As society as a whole becomes more tolerant, more open-minded, more educated and knowledgeable, this will itself gradually bring about change from within the religious institutions they are part of. Change takes a very long time though. It takes key people at the top for it to begin to trickle down, and those key people arise from within the body itself. My favorite saying is that change happens one funeral at a time. I think that sums up a lot of what we see.
I can go into some length about this, but I think it's safe to say the government is not forcing religions to adopt its beliefs and values and practices. And it it my belief that those who are crying about their "rights" being stripped away, such as not being "allowed" to pray in school, taking "God out of the classroom", etc., are deflecting attention off their own personal religious agenda to proselytize others to their beliefs and values by having special status. If they government actually did legislate prayer in school, and that prayer happened to be Muslim prayer, once again they would feel they were being marginalized because it wasn't their religions prayer! It's pretty obvious the game there.
Also, what do the religious do about transexuals. In the Catholic Church they go by one, your birth cirtificate and two, how you identify yourself. If a transexual woman lies and says she is a woman (though is a man inside), and the church sees she is lying, what right do they have tondeny this technically straight person marriage based on identity.
The sexuality and religious laws of marriage in some religions bothers the mess out of me. If they went under the US law, they have so many descrimination charges.
I am all for people having the right to choose their own partners for marriage, and to enjoy the legal status of the land.
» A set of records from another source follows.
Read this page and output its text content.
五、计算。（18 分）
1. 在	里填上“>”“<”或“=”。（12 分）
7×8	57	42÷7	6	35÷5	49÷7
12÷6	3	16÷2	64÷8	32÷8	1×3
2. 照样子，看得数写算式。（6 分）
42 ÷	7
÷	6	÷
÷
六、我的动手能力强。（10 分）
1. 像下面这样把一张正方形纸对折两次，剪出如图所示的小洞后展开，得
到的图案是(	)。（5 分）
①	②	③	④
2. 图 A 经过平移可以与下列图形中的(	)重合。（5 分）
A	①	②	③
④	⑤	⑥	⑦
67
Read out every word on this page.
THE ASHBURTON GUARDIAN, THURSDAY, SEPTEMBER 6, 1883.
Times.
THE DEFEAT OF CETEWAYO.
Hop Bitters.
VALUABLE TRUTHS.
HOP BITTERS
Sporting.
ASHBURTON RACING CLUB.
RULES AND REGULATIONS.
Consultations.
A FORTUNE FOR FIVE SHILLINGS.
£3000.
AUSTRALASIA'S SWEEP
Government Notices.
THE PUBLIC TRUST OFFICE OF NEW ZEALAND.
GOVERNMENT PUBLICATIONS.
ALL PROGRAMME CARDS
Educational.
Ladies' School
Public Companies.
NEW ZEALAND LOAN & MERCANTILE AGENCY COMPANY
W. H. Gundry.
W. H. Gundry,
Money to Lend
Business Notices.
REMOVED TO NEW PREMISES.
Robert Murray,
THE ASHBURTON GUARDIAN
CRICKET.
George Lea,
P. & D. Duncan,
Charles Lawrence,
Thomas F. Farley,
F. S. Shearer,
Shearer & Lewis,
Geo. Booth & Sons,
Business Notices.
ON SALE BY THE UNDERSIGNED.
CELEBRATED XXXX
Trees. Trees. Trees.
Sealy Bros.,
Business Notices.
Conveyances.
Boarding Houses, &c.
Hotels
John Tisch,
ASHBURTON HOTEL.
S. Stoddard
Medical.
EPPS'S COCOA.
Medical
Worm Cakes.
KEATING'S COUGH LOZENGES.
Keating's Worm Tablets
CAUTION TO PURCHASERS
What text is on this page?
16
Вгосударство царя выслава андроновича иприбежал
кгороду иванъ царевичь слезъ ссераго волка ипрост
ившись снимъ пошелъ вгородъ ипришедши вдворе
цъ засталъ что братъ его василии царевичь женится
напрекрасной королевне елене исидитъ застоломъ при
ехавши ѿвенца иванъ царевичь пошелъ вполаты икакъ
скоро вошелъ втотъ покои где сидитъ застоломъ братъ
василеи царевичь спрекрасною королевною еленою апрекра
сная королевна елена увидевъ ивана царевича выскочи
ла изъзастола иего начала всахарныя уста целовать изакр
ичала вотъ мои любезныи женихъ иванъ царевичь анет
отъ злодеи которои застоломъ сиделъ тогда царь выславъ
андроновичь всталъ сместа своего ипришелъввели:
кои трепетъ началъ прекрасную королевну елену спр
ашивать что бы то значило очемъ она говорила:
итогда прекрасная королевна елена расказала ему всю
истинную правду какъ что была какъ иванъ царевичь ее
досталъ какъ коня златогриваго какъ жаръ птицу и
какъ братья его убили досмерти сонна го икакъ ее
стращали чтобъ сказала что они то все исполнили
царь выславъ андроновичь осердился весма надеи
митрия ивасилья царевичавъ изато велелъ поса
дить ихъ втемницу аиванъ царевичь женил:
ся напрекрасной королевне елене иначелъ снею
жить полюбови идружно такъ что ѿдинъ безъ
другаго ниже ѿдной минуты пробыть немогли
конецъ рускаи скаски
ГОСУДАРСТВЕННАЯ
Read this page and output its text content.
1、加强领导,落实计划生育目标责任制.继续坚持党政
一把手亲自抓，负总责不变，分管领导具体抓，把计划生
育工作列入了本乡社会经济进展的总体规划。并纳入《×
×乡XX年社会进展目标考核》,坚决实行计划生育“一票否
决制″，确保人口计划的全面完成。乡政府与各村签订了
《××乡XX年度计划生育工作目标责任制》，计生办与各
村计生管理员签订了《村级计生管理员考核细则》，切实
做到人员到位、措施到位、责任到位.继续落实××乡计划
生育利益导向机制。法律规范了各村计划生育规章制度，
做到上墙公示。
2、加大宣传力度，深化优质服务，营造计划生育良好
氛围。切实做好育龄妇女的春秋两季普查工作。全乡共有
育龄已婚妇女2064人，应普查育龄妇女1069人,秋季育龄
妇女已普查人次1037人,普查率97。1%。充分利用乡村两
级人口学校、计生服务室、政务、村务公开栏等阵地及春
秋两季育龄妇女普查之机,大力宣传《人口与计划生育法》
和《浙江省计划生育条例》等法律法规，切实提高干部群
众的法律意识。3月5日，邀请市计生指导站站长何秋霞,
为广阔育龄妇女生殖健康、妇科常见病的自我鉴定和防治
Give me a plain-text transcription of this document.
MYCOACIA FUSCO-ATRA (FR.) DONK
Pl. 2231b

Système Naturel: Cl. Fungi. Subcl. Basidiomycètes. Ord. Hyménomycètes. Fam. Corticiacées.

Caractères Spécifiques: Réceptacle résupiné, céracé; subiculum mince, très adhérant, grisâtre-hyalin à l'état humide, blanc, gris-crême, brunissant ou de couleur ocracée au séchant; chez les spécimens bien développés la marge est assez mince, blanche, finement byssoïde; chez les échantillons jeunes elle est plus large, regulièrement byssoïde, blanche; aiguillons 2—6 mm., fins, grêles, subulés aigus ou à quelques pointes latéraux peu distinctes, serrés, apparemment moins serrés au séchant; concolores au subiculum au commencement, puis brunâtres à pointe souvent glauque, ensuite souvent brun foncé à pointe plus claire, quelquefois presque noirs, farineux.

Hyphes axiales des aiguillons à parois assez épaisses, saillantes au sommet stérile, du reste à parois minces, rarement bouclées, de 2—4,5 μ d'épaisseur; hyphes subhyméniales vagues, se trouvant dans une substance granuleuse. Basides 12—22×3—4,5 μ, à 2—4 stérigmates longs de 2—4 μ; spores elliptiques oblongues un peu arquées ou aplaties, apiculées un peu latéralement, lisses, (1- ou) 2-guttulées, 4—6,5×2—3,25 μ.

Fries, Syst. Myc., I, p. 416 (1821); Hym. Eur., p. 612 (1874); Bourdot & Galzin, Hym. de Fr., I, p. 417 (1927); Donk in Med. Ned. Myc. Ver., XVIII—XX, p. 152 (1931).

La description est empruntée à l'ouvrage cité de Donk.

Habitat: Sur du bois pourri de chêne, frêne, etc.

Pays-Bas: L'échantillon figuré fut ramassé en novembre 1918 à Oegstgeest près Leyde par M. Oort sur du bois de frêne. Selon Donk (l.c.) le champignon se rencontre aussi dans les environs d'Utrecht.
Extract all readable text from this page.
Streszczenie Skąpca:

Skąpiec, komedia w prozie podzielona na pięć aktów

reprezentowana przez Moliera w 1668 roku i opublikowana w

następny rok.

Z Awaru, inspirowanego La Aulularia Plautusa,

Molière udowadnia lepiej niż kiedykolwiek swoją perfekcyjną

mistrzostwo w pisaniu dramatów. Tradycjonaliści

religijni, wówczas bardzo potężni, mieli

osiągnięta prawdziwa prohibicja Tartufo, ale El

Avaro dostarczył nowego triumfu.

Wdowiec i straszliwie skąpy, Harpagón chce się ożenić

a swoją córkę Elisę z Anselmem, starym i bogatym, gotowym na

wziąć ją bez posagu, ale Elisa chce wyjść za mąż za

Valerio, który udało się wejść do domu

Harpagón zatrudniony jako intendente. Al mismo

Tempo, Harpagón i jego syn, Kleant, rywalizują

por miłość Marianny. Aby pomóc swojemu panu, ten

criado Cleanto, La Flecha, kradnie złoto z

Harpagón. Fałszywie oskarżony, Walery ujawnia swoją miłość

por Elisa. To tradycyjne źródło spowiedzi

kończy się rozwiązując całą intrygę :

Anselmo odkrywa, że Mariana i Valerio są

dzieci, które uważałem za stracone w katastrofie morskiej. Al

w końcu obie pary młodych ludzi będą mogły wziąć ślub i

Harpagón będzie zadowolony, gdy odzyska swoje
But I also would agree that if a church structures itself to say only certain people qualify for certain internal privileges, that should be their right to practice their religion as they see fit. If someone doesn't like what they do, go elsewhere, or work from within to change the system.
All that has happened here in laws like these, is to protect those in society who do not share those same beliefs and values of certain religious groups. As well it should be. I would not want to have some freaky fundamentalist group deny me the right to meditate because they ignorantly believe it's "of the devil", or something. Or force me to wear black clothing made of wool and not drive a car. Or say I can't listen to certain types of music, or a long, endless list of things that religious does internally, and sadly feels the need to spread to the world beyond its own doors. That's all that happening, is that right to NOT practice that religion is being enforced.